“Ces produits ne se vendront pas au Cameroun, car les camerounais ne consomment que ce qu’ils connaissent”
Nous sommes au cœur d’un vignoble français. Après des semaines de travail — découverte, dégustation, négociation, sélection des produits — nous décidons enfin de passer notre commande à destination du Cameroun.
Je commets l’erreur de contacter un partenaire au pays — je pèse bien mes mots lorsque je parle d’erreur.
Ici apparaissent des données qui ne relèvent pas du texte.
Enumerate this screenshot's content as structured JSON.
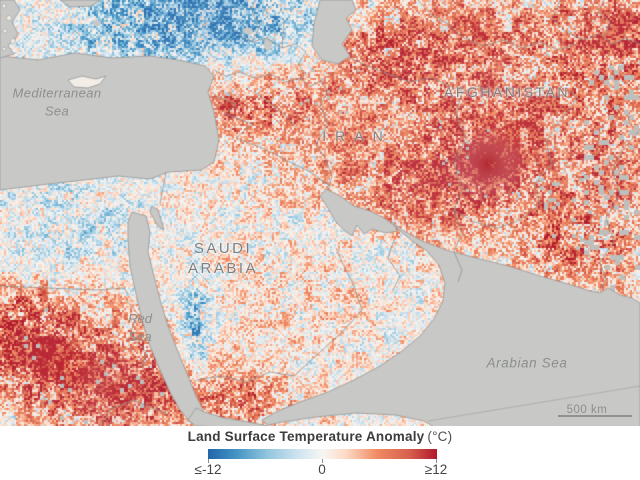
{
  "map": {
    "labels": {
      "mediterranean_sea": "Mediterranean\nSea",
      "iran": "IRAN",
      "afghanistan": "AFGHANISTAN",
      "saudi_arabia": "SAUDI\nARABIA",
      "red_sea": "Red\nSea",
      "arabian_sea": "Arabian Sea"
    },
    "scale_bar": {
      "label": "500 km"
    },
    "colors": {
      "sea": "#c8c9c7",
      "coastline": "#9c9c9c",
      "border": "#8f8f8f",
      "no_data": "#bdbfbd",
      "island_land": "#f2ede6"
    }
  },
  "legend": {
    "title": "Land Surface Temperature Anomaly",
    "unit": "(°C)",
    "ticks": [
      "≤-12",
      "0",
      "≥12"
    ],
    "range_celsius": [
      -12,
      12
    ],
    "gradient": [
      "#2166ac",
      "#4393c3",
      "#92c5de",
      "#d1e5f0",
      "#f7f6f3",
      "#fddbc7",
      "#ef8a62",
      "#d6604d",
      "#b2182b"
    ]
  }
}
Je lui fais part de la liste des vins sélectionnés et, là, il s’exclame. Il me dit:
“Ces produits ne se vendront pas au Cameroun, car les camerounais ne consomment que ce qu’ils connaissent”.
Je suis certaine que tu as déjà entendu ce type d’expression quelque part. Cette affirmation peut-elle refléter la réalité d’aujourd’hui?
Le Camerounais est-il encore suiveur ?
Non, et les chiffres le prouvent. Le consommateur camerounais a profondément évolué. Il s’informe, compare, exige et fait désormais ses propres choix.
En effet, les Camerounais sont de plus en plus avertis en matière de vins. Ils s’aventurent désormais hors des sentiers battus.
On compte par exemple des clients qui préfèrent par exemple découvrir un vin rouge grand cru comme le château du barry 2022 plutôt que de se tourner vers un château fombrauge 2023 , pourtant bien plus connu.
Affirmer aujourd’hui que le Camerounais suit aveuglément les goûts de son entourage est inexact. D’ailleurs cela se ressent sur le marché du vin au Cameroun.
Pour favoriser ce climat de découverte, GBWINE organise régulièrement des séances de dégustation. L’objectif de ces rencontres est de permettre aux amateurs de vin de sortir de leur routine et d’explorer de nouveaux horizons gustatifs.
Les Camerounais veulent désormais consommer la qualité contenue dans la bouteille. Le design de celle-ci reste cependant un critère encore important pour la majorité. La tendance est en train de changer. D’ici quelques années, l’étiquette ne sera plus qu’un simple détail.